"Ao nascer, todos nós adquirimos uma dupla cidadania: a do reino da saúde e a do reino da doença"
Não deveria haver vergonha quando se visita o reino da doença, ou mesmo quando se assenta morada. Não deveria, mas há uma vergonha alimentada por linguagem fóbica. Talvez tentemos aplicar o princípio do Gato de Schrödinger. Enquanto não for nomeada, continua a haver possibilidade de nos mantermos no reino da saúde, somente tendo feito uma curta visita ao da doença.
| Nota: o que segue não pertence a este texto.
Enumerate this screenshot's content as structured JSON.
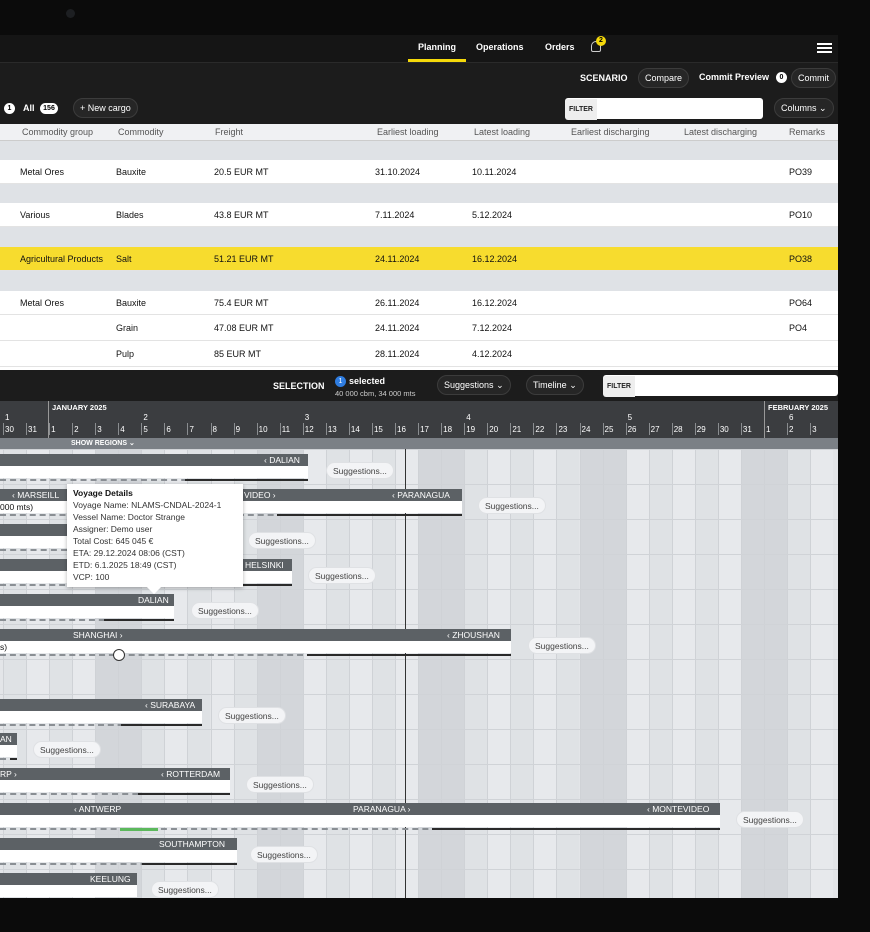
{
  "nav": {
    "tabs": [
      "Planning",
      "Operations",
      "Orders"
    ],
    "active_tab": "Planning",
    "notification_count": "2",
    "accent": "#f5d90a"
  },
  "scenario": {
    "label": "SCENARIO",
    "compare": "Compare",
    "commit_preview": "Commit Preview",
    "commit_count": "0",
    "commit": "Commit"
  },
  "cargo_toolbar": {
    "selected_count": "1",
    "all_label": "All",
    "all_count": "156",
    "new_cargo": "+ New cargo",
    "filter_label": "FILTER",
    "filter_value": "",
    "columns": "Columns"
  },
  "table": {
    "headers": [
      "Commodity group",
      "Commodity",
      "Freight",
      "Earliest loading",
      "Latest loading",
      "Earliest discharging",
      "Latest discharging",
      "Remarks"
    ],
    "rows": [
      {
        "group": "Metal Ores",
        "commodity": "Bauxite",
        "freight": "20.5 EUR MT",
        "earliest_loading": "31.10.2024",
        "latest_loading": "10.11.2024",
        "remarks": "PO39"
      },
      {
        "group": "Various",
        "commodity": "Blades",
        "freight": "43.8 EUR MT",
        "earliest_loading": "7.11.2024",
        "latest_loading": "5.12.2024",
        "remarks": "PO10"
      },
      {
        "group": "Agricultural Products",
        "commodity": "Salt",
        "freight": "51.21 EUR MT",
        "earliest_loading": "24.11.2024",
        "latest_loading": "16.12.2024",
        "remarks": "PO38",
        "highlighted": true
      },
      {
        "group": "Metal Ores",
        "commodity": "Bauxite",
        "freight": "75.4 EUR MT",
        "earliest_loading": "26.11.2024",
        "latest_loading": "16.12.2024",
        "remarks": "PO64"
      },
      {
        "group": "",
        "commodity": "Grain",
        "freight": "47.08 EUR MT",
        "earliest_loading": "24.11.2024",
        "latest_loading": "7.12.2024",
        "remarks": "PO4"
      },
      {
        "group": "",
        "commodity": "Pulp",
        "freight": "85 EUR MT",
        "earliest_loading": "28.11.2024",
        "latest_loading": "4.12.2024",
        "remarks": ""
      }
    ]
  },
  "selection": {
    "label": "SELECTION",
    "count": "1",
    "selected": "selected",
    "summary": "40 000 cbm, 34 000 mts",
    "suggestions": "Suggestions",
    "timeline": "Timeline",
    "filter_label": "FILTER"
  },
  "timeline": {
    "months": [
      "JANUARY 2025",
      "FEBRUARY 2025"
    ],
    "weeks": [
      "1",
      "2",
      "3",
      "4",
      "5",
      "6"
    ],
    "days": [
      "30",
      "31",
      "1",
      "2",
      "3",
      "4",
      "5",
      "6",
      "7",
      "8",
      "9",
      "10",
      "11",
      "12",
      "13",
      "14",
      "15",
      "16",
      "17",
      "18",
      "19",
      "20",
      "21",
      "22",
      "23",
      "24",
      "25",
      "26",
      "27",
      "28",
      "29",
      "30",
      "31",
      "1",
      "2",
      "3"
    ],
    "show_regions": "SHOW REGIONS"
  },
  "gantt": {
    "suggestions_label": "Suggestions...",
    "rows": [
      {
        "labels": [
          "‹ DALIAN"
        ],
        "body": ""
      },
      {
        "labels": [
          "‹ MARSEILL",
          "VIDEO ›",
          "‹ PARANAGUA"
        ],
        "body": "000 mts)"
      },
      {
        "labels": [],
        "body": ""
      },
      {
        "labels": [
          "HELSINKI"
        ],
        "body": ""
      },
      {
        "labels": [
          "DALIAN"
        ],
        "body": ""
      },
      {
        "labels": [
          "SHANGHAI ›",
          "‹ ZHOUSHAN"
        ],
        "body": "s)"
      },
      {
        "labels": [
          "‹ SURABAYA"
        ],
        "body": ""
      },
      {
        "labels": [
          "AN"
        ],
        "body": ""
      },
      {
        "labels": [
          "RP ›",
          "‹ ROTTERDAM"
        ],
        "body": ""
      },
      {
        "labels": [
          "‹ ANTWERP",
          "PARANAGUA ›",
          "‹ MONTEVIDEO"
        ],
        "body": ""
      },
      {
        "labels": [
          "SOUTHAMPTON"
        ],
        "body": ""
      },
      {
        "labels": [
          "KEELUNG"
        ],
        "body": ""
      }
    ]
  },
  "tooltip": {
    "title": "Voyage Details",
    "lines": [
      "Voyage Name: NLAMS-CNDAL-2024-1",
      "Vessel Name: Doctor Strange",
      "Assigner: Demo user",
      "Total Cost: 645 045 €",
      "ETA: 29.12.2024 08:06 (CST)",
      "ETD: 6.1.2025 18:49 (CST)",
      "VCP: 100"
    ]
  }
}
Susan Sontag, que teve longas estadias no reino da doença, incide o olhar nas metáforas que nos afastam do conhecimento real.
Em "A Doença como Metáfora" (Quetzal), a autora nova-iorquina defende a tese de que "a doença não é uma metáfora, e o modo mais honesto de olhar a doença- e o modo mais são de estar doente- é o olhar mais depurado, mais resistente ao pensamento metafórico." Ou seja, temos um livro a puxar o indizível para a luz. A guerra à ignorância dá-se em duas batalhas:
Primeiro, Sontag concentra-se no cancro e na tuberculose como o não-nomeável (com apontamentos sobre a lepra e a saúde mental); segundo (e mais tarde no tempo) escreveu sobre "a Sida e as Suas Metáforas".
A coerência temática está assim garantida. No entanto, há redundâncias evitáveis e inimigas da concisão. Seja como for, estes ensaios depressa se elevam como charneira para quem sofre, na pele ou indirectamente, a devastação provocada pela doença. Para isso, a autora recorre à experiência pessoal, a dados biográficos de autores (Kafka, por exemplo) e bibliografia mais técnica.
Acutilante, como sempre, Sontag desconstrói a mitificação presente na vida real e na literatura:
"A mãe do herói "Armance" (1827), de Stendhal, recusa-se a dizer «tísica», com medo de que ao pronunciar a palavra possa apressar o avanço da doença do filho. E Karl Menninger observou (em O Equilíbrio Vital) que «a simples palavra "cancro" terá matado, ao que se diz, alguns pacientes que, ignorando-o, não teriam sucumbido (tão depressa) ao mal de que padeciam».
A tuberculose era caracterizada, imagine-se, como condição dos românticos. Os poetas queriam-se magérrimos, pálidos, e em processo de consumpção.
"Passou a ser malvisto comer com apetite. Um ar sofredor passou a ser sedutor. «Chopin era tísico numa época em que não era chic gozar de boa saúde», escreveu Camille Saint-Saëns em 1813. « O que estava na moda era o ar pálido e lânguido;"
A utilização de vocabulário metafórico (ao qual esta crítica também não escapa) suaviza, ou tem essa ideia, o sofrimento do doente ao ponto de esconder o diagnóstico. Lembremo-nos do óbito por cancro: "faleceu depois de doença prolongada".
Hoje, décadas depois de os dois ensaios terem sido escritos, algo mudou em relação ao cancro, sida e tuberculose. No entanto, a vergonha ainda resiste. O doente é visto como agente passivo da sua própria fraqueza, que é vergonhosa.
Em "O Imoralista", de Gide, o herói adoece com tuberculose por ter reprimido a sua natureza sexual; Norman Mailer afirmou ter esfaqueado a mulher porque, se não o fizesse, os sentimentos reprimidos o teriam adoecido com cancro.
Se hoje se passa menos com o cancro, pensemos na doença mental. O doente é visto como fraco, primeiro, e como vítima das circunstâncias, muito depois.
Esconde-se o que é visto como obsceno.
As palavras escondem mais do que mostram. E as palavras serão sempre poderosas, sejam como terapêutica ou sintomas de obscurantismo.
Sontag tenta limpar o discurso da nébula que o endromina para deixar entrar a luz.
"A Doença como Metáfora - seguido de A Sida e as Suas Metáforas" (Quetzal), de Susan Sontag, combate a vergonha e o medo, doenças que subsistem no século XXI. A ler, de preferência de boa saúde.